One of the several good things about the failure of the union attempt to recall Republican lawmakers in Wisconsin is that the unions spent a huge amount of money on the unsuccessful effort. No, I don’t like to see members’ dues being squandered. But it’s always good to see that sometimes in politics ideas triumph over money. Democrats did win two of the six elections. This was not, however, as Christian Schneider notes in National Review, a victory on the issues: 



In what might have been the most costly abstinence program in history, national unions dumped tens of millions of dollars in Wisconsin – yet their only notable accomplishment was to recall Republican state senator Randy Hopper, whose priapic misadventures sunk his campaign from the start. Polling leading up to the recall election showed voters were just fine with Hopper’s vote to scale back public-sector collective bargaining; they just weren’t so fine with his alleged affair with a then-25-year-old capitol staffer.   

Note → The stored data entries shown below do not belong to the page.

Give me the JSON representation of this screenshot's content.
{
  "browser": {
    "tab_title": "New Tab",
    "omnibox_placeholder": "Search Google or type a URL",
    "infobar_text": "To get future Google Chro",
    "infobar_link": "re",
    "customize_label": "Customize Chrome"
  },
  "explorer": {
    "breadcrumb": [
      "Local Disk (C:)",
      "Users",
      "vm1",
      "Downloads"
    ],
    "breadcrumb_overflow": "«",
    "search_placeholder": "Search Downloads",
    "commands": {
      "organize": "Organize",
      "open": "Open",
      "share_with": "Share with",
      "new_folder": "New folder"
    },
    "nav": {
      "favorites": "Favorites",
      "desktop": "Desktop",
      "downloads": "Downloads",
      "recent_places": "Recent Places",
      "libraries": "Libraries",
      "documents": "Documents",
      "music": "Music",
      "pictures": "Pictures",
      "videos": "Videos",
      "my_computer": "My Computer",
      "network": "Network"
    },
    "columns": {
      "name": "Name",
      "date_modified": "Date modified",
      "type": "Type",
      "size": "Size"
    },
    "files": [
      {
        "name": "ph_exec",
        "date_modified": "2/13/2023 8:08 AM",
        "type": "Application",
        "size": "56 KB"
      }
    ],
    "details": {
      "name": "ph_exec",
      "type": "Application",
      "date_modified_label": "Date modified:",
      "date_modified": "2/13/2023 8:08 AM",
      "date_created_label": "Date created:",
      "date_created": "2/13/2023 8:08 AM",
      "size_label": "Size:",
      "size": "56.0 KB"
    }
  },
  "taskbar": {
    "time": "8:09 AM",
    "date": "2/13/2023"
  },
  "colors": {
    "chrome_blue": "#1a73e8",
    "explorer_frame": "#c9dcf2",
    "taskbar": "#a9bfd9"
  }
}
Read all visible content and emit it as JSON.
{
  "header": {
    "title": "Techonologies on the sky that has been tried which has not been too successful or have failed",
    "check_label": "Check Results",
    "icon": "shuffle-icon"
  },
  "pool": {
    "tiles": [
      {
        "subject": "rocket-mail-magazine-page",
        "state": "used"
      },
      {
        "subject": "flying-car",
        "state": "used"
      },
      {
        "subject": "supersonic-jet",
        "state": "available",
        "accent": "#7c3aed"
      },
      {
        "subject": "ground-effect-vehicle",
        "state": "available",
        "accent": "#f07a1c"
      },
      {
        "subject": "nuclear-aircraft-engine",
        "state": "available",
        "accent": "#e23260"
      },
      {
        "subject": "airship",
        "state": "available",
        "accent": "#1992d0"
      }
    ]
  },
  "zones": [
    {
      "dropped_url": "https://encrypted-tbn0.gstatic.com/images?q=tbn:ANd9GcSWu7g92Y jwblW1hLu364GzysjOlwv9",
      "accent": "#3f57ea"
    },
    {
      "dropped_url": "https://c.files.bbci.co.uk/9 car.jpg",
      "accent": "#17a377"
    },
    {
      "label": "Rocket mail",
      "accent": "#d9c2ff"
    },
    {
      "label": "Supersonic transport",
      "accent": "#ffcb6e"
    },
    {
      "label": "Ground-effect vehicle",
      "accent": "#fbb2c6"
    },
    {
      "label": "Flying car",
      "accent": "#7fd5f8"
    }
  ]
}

GOP state senator Dan Kapanke also lost in a district that Obama carried by 20 points.


In addition to demonstrating that money isn’t everything, the failure of the union recall effort in Wisconsin showed that more people are beginning to understand that collective bargaining by public unions is stacked against the public. They are bargaining with public officials who have every incentive to give them what they want since the taxpayer  will pay up. There may also have been voters who didn’t like the unseemly union protests against Gov. Scott Walker, who took on the unions over collective bargaining. 


David Freddoso writes:



“The people” were supposed to be on the side of the unions who protested at the state capitol when Walker’s bill passed, limiting the unions’ collective bargaining privileges against taxpayers and school districts. But it turns out that “the people” had other ideas. In the end, even a massive infusion of cash and union volunteers was not enough to deliver the three state Senate recall races the unions needed, despite the fact that President Obama carried all six of the seats in question in 2008.


Freddoso also noted:



It hasn’t hurt that Walker’s reforms have dramatically helped school districts within the state save millions of dollars by abolishing the main Wisconsin teachers’ union’s insurance racket. Nor does it hurt that Wisconsin, under the business-friendly leadership of Walker and a Republican state legislature, created more than half of the jobs created in the United States during the month of June.